La capacité de tuer des bactéries spécifiques, sans affecter les autres, rend ces composés très intéressants”, a-t-il estimé. “Nous pourrions en fait nous attaquer à certaines conditions en ajustant les aliments que nous consommons, ce qui affectera la diversité microbienne qui, à son tour, influencera la santé et les maladies”, a ajouté Lance Boling, biologiste moléculaire ayant participé à l’étude. Car la composition et la diversité du microbiote intestinal sont associées à l’augmentation ou à la diminution du risque de maladies telles que la dépression, le surpoids, l’obésité, le diabète ou encore les maladies inflammatoires de l’intestin (MICI).

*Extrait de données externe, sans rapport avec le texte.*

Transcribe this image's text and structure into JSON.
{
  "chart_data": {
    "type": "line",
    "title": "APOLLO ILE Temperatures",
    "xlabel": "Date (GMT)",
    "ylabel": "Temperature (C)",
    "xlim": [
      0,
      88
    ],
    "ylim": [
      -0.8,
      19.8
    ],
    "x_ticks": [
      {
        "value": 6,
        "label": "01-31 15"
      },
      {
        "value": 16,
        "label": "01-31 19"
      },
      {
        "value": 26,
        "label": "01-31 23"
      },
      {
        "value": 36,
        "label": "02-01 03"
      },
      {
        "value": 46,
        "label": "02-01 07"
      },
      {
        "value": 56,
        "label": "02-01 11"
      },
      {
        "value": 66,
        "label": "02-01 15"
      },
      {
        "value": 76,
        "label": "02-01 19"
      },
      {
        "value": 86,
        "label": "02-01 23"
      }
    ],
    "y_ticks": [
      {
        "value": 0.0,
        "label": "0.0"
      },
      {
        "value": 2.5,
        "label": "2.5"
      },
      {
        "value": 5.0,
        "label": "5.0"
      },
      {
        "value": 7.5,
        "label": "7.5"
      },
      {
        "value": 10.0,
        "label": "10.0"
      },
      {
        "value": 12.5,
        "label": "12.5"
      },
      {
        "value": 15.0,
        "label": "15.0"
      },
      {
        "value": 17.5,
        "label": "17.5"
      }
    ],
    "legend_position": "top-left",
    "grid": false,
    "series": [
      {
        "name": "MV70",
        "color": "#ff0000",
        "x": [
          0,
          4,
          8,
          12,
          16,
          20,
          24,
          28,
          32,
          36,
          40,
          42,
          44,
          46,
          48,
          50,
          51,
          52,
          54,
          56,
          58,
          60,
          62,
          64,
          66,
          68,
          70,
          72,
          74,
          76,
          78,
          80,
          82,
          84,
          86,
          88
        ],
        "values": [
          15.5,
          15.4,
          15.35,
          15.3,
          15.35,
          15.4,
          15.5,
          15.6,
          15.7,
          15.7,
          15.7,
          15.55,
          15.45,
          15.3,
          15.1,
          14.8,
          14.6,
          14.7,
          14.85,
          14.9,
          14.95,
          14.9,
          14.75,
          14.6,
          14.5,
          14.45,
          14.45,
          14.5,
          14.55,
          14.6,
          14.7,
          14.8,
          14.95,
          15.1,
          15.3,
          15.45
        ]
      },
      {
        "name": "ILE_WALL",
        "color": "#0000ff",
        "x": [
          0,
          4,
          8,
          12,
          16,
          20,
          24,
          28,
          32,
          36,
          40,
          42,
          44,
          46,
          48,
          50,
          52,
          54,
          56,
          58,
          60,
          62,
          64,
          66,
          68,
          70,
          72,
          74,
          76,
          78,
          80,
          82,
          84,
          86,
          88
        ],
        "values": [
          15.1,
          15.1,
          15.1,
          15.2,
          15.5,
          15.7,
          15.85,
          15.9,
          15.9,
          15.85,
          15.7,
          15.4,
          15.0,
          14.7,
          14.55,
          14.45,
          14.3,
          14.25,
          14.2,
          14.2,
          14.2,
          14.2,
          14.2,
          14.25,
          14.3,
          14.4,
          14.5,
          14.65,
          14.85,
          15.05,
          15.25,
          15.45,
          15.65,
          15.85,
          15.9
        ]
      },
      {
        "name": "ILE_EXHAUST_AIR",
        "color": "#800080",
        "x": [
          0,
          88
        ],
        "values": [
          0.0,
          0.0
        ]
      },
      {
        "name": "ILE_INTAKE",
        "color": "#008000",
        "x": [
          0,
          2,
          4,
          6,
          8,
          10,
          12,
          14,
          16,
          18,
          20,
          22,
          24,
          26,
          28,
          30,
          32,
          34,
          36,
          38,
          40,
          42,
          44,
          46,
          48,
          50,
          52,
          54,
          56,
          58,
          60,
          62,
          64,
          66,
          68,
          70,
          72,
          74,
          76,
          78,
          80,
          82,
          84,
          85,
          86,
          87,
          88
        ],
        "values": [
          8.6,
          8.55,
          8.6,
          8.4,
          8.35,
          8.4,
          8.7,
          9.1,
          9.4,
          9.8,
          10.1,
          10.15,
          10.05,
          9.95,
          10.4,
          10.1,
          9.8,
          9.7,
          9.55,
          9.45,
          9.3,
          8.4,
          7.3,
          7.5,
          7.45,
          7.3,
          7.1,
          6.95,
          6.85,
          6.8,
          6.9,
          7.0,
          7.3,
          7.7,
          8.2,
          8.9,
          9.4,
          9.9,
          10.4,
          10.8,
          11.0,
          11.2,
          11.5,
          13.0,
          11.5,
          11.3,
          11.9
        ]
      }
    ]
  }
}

Cette approche réductrice visant à utiliser des aliments producteurs de phages est “semblable [celle qui consiste] à arracher les mauvaises herbes d’un jardin afin que les plantes les plus désirables aient de la place pour pousser”, a précisé Lance Boling, d’où le terme d’aménagement paysager de l’intestin employé par l’équipe de recherche.

Notons que les phages font l’objet de nombreuses recherches visant à les utiliser en vue de remplacer les antibiotiques, du fait de l’émergence de résistances bactériennes aux antibiotiques. On parle alors de phagothérapie, technique qui était sommairement utilisée bien avant la découverte des antibiotiques.